Russia’s decision once again to back what seems like a lost cause may be rooted in its past. Mr Assad is one of Russia’s last allies in the Middle East: Hafez, his father, was a long-time Soviet client and the relationship has been passed down a generation.
“Russia’s presence in the Middle East is a legacy of Soviet times,” Mr Lukyanov said. “We don’t think the Mideast’s new rulers will need Russia, whatever our position was when they came to power. The only chance we have to continue a relationship and to earn dividends from it is if the old regimes stay.”'
Charles Clover, "Moscow's ties with Syria grow Stronger." The Financial Times. 24 January 2012, in www.ft.com
"Seen from the Soviet point of view, the demise of militant Arab nationalism and the decline of goodwill toward the Soviet Union has meant that those regimes which still remain loyal to the Soviet position must be nurtured much more carefully. In the 1950's and 1960's Moscow could afford to make mistakes (and it made many of them), first of all because if it had troubles with one regime it could concentrate on another, and secondly because it was the only source of economic, military and political support for the anti-Western policies almost universally adopted by Arab leaders at that time."
Karen Dawisha, "The U.S.S.R. in the Middle East: Superpower in Eclipse?" Foreign Affairs. (Winter 1982/1983), p. 444.
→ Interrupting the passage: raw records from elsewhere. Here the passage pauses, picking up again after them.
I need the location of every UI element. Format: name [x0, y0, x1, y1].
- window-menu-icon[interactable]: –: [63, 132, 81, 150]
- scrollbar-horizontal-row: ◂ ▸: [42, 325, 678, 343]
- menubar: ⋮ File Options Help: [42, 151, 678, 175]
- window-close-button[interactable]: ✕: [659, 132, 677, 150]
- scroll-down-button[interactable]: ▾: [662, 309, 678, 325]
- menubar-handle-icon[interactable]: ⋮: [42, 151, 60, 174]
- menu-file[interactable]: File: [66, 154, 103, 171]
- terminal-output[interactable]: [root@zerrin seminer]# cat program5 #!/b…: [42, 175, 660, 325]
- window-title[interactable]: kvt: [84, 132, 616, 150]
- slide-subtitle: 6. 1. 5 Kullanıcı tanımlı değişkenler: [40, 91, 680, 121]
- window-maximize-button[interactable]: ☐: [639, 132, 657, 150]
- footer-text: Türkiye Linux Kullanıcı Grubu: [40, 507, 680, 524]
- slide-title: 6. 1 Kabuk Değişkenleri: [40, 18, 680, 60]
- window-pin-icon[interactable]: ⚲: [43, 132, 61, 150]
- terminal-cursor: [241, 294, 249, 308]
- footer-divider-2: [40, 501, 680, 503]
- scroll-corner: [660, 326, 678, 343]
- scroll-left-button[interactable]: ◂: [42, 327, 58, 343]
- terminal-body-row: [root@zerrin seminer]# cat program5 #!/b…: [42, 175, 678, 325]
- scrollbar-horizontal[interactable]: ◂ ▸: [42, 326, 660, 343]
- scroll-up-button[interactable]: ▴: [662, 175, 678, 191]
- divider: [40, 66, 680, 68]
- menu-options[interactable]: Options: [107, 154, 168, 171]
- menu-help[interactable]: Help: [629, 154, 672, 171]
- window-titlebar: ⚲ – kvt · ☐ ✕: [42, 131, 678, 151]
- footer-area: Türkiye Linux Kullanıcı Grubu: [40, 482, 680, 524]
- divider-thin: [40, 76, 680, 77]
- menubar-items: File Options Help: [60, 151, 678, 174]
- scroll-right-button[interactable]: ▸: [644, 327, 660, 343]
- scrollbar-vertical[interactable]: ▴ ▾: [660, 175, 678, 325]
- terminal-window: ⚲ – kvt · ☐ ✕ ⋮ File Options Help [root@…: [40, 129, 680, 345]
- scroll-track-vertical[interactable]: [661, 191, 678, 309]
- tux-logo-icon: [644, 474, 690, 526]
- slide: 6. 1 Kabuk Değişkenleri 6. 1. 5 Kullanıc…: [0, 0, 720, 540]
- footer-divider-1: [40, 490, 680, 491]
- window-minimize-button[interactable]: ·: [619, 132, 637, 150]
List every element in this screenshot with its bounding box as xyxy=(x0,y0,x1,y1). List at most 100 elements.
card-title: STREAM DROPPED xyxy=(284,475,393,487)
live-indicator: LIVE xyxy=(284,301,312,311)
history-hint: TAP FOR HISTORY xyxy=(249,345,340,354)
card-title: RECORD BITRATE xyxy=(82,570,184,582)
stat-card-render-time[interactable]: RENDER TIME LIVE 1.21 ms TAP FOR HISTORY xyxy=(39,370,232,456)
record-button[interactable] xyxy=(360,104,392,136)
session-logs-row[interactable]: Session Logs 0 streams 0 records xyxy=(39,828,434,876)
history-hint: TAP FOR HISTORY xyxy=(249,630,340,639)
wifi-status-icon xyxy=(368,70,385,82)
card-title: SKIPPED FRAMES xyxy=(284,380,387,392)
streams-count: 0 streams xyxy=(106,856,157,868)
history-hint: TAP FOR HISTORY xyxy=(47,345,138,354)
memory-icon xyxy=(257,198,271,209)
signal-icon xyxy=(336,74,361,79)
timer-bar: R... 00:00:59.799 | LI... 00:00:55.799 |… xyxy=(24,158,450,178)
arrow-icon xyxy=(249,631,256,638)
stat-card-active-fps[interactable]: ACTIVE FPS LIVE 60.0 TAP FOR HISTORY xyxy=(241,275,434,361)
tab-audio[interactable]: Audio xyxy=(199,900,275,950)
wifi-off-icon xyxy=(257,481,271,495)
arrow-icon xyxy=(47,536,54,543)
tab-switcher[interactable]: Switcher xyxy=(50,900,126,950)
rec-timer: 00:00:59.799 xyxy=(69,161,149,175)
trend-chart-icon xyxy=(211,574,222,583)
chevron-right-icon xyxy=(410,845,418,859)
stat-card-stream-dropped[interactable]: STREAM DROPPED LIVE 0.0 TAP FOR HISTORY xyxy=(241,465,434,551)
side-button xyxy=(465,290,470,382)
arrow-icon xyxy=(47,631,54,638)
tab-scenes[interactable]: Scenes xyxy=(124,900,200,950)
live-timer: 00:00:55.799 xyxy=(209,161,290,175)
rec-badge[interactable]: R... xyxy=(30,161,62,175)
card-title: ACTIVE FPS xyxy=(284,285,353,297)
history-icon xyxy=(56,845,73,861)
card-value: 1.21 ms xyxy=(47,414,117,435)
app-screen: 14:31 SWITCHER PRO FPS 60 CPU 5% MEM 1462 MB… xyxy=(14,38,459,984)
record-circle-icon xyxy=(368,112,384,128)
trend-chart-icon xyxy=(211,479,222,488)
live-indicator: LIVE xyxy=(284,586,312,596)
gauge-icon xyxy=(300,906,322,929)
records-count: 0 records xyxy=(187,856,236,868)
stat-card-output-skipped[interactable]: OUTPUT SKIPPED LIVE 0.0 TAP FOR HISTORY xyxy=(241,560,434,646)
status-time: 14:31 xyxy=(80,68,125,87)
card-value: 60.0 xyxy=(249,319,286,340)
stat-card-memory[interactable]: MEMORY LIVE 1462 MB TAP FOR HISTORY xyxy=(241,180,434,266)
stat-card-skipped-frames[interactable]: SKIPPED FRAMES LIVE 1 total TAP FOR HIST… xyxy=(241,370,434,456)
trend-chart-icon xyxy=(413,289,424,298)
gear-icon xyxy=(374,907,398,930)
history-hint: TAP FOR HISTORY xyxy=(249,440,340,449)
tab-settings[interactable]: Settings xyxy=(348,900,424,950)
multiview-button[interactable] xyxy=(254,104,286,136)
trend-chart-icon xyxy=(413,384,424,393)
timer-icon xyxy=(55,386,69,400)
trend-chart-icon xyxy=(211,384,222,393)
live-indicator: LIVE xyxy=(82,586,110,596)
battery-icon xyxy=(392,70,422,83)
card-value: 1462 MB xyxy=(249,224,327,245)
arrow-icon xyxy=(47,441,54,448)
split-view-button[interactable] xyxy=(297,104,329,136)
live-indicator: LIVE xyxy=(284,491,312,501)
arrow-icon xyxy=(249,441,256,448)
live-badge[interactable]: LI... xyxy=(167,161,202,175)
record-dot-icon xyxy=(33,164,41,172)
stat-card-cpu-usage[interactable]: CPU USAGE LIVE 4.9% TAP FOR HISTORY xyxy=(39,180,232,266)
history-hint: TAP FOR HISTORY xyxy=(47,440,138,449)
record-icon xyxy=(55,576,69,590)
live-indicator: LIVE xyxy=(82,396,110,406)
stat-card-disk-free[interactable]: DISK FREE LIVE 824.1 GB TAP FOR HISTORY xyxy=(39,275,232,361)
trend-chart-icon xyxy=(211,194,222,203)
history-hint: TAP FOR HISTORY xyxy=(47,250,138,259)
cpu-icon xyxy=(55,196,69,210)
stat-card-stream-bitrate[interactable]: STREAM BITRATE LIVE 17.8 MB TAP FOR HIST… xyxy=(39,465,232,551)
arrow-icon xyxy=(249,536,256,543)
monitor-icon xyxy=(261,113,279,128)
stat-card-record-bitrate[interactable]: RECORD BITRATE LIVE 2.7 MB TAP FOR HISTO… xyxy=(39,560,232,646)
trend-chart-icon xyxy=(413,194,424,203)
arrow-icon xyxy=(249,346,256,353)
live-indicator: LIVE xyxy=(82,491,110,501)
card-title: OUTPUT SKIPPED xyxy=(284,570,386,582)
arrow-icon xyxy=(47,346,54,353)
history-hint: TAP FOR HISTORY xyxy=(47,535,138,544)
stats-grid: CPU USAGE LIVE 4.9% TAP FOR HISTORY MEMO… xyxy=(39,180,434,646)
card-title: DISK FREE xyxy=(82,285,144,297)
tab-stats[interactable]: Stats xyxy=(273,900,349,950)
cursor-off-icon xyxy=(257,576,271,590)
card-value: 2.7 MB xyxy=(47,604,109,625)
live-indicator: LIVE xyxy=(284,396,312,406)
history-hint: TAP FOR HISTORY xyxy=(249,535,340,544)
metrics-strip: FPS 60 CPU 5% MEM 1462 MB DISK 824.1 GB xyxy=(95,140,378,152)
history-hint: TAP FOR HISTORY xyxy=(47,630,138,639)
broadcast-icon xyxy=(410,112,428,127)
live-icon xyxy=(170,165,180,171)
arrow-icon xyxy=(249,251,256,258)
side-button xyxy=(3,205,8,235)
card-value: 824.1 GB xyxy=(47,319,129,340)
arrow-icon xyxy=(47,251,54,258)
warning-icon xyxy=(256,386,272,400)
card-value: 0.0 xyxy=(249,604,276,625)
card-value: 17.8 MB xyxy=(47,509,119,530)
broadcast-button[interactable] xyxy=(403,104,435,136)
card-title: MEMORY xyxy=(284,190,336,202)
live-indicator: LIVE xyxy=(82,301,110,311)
The grandstanding by the Putin-Medvedev duumvirate over the crisis in Syria is au fond the end result of Moskva's endeavor to remain an 'independent player', id. est., a Great Power in the old sense, in the Near and Middle East. In reality of course, both during the Cold War and certainly at present, the Russian 'jeu' in the region is of the sideshow variety. Per se, Moskva has no real interests to speak of in the region. Even the alleged worth of the Syrian naval base in the Mediterranean is in point of fact questionable, when once considers how weak and second-rate Russia's Black Sea fleet is at present. Sans a first-class naval power projection capability from the Black Sea, then any bases in the Mediterranean sink into the military equivalent of hot air. Which is not to say of course, that there might very well indeed be good reasons to object to American-Nato-Turkish-Sunni Arab military intervention in Syria. Merely that as far as one can make out, the true reason that Russia refuses to pass a Security Council resolution on Syria, has little to do with such reasoning. From a more realistic perspective, Mosvka's positioning, unless it is for purposes of obtaining some type of gage, from someone or other (Saudi Arabia? the United States? Turkey?), makes very little sense. Aside from nostalgia for the Near Eastern diplomacy of Sovietskaya Vlast, Russia has nothing concrete at stake in the Syrian affair. And threats to veto or even vetoing Security Council resolutions will not convince anyone that Moskva is a major actor in the region. It is most certainly not. And as the Dawisha article of almost thirty years ago, shows, even at the height of the Cold War, Russia's Near Eastern position was not all that it seemed to be. As for the future, nor will it be, unless and until Russia's economic and military foundations are strengthened infinitely more than what they are at present. And of course, when Russia's domestic political scene becomes much more stable than what it is at present. Besides these very concrete variables, the duumvirate's diplomatic posturing is nothing more than a very damp squib.